Ao longo das sessões de interação, houve ocorrência de imitações e produções
espontâneas também entre os sujeitos do GP, e essas variáveis correlacionaram-se entre si
(p=0,000). A imitação foi uma estratégia usada heterogeneamente por esses sujeitos tanto com
função auxiliar na aprendizagem quanto com função social. Não houve correlação entre as
variáveis da Etapa I e as da Etapa II.
Estudo 3
O Estudo 3 correlacionou as habilidades dos dois grupos em adquirir palavras e o domínio
lexical medido em prova de vocabulário expressivo.
Quando os sujeitos foram agrupados por desempenho na prova de vocabulário, os
resultados dos grupos GC e GP foram discrepantes: para o GC, os sujeitos com vocabulário
acima do esperado para a idade aprenderam significantemente mais palavras do que aqueles
com vocabulário dentro do esperado (pelo critério estabelecido para a Etapa II); para o GP, os
sujeitos, em média, aprenderam poucas palavras, e esse resultado não foi influenciado pelo
domínio lexical demonstrado na prova de vocabulário expressivo.
A análise de correlação, entretanto, mostrou correlação positiva entre essas habilidades nos
dois grupos, e ainda com a quantidade de intervenção fonoaudiológica anterior recebida pelo
GP, o que sugere que o vocabulário existente ajuda a formação de novas representações
lexicais facilitando as comparações e os contrastes de características semânticas e lexicais e
tornando o processo de adicionar palavras mais rápido e eficiente.
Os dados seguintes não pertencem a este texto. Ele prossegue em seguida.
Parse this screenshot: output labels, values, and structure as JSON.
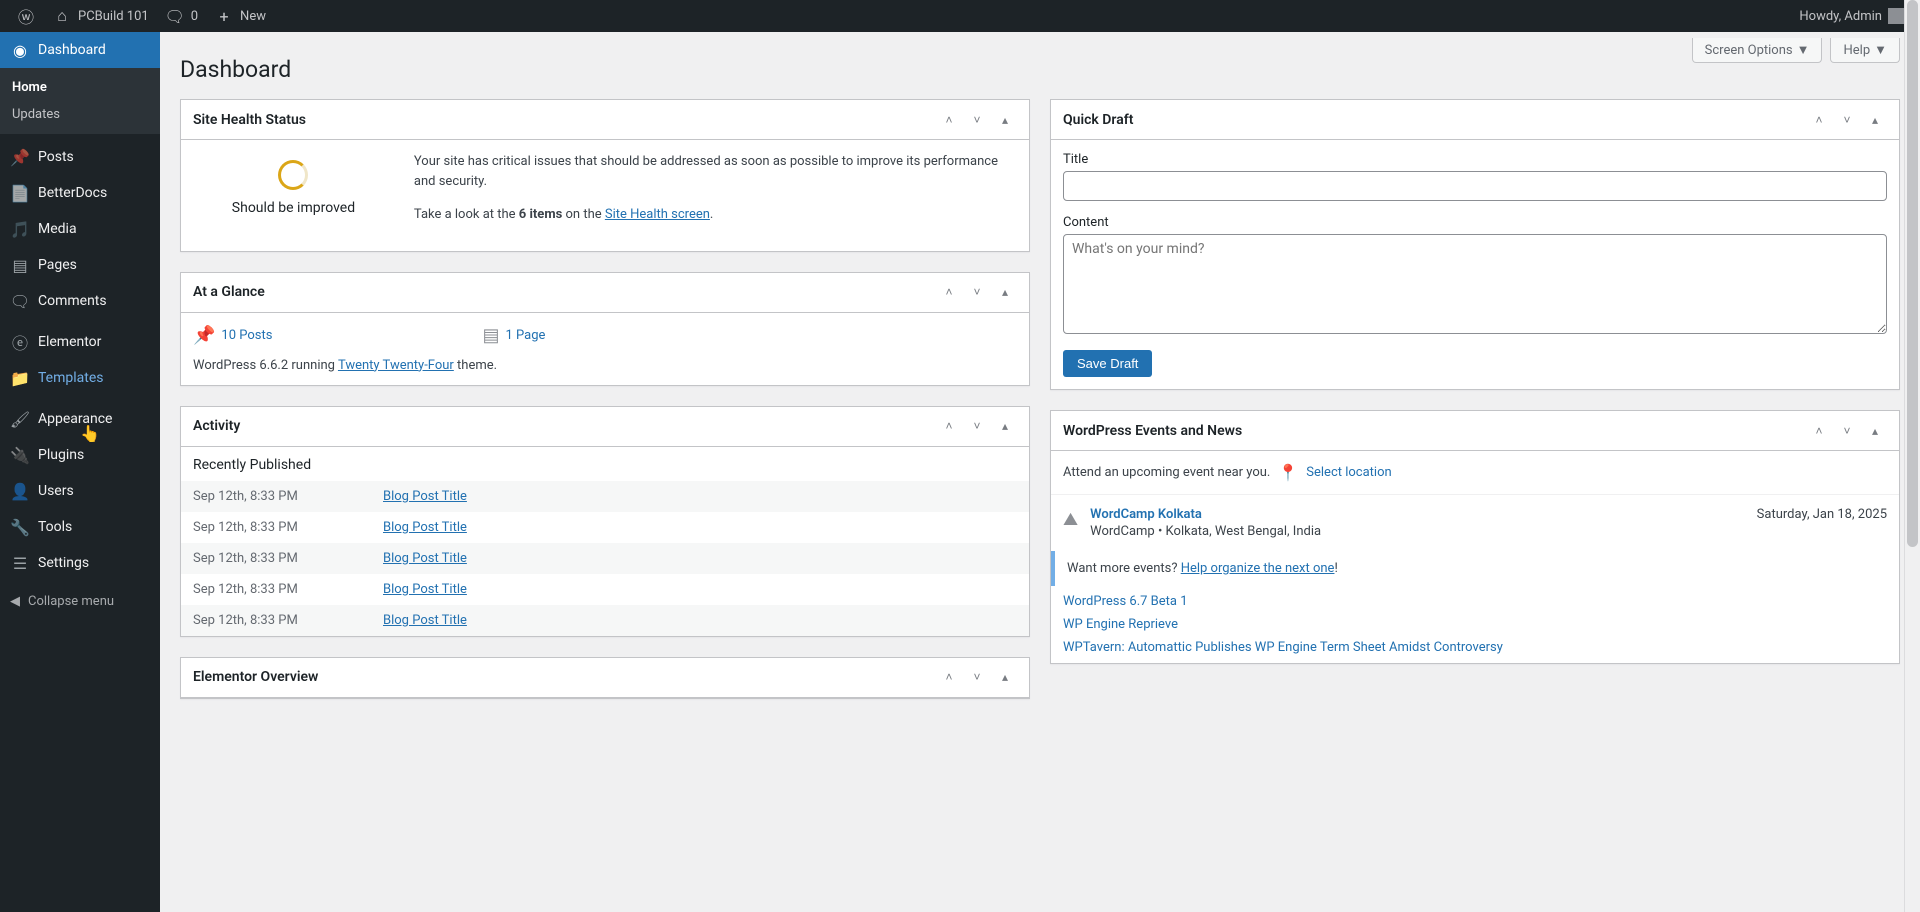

Assim, a prática em adquirir
palavras influenciou positivamente o desempenho nessa tarefa.
Esses resultados corroboram estudos que sugerem que a avaliação do vocabulário
expressivo e a estimativa das habilidades de aquisição lexical servem propostas diferentes: a
prova de vocabulário é um bom instrumento para a verificação do domínio lexical, e as tarefas
de mapeamento rápido fornecem informações sobre falhas específicas no processo de
aquisição lexical(7).
Conclusão
Foram observadas diferenças na qualidade e na quantidade das produções de crianças com
AEDL e crianças em desenvolvimento normal, entretanto, os processos envolvidos e as
influências das variáveis estudadas foram semelhantes para os dois grupos: em ambos
ocorreram imitações e produções espontâneas (habilidades correlacionadas); em ambos a
compreensão foi melhor do que a produção de novas palavras; e em ambos a prática em
adquirir palavras influenciou positivamente o desempenho nessa tarefa.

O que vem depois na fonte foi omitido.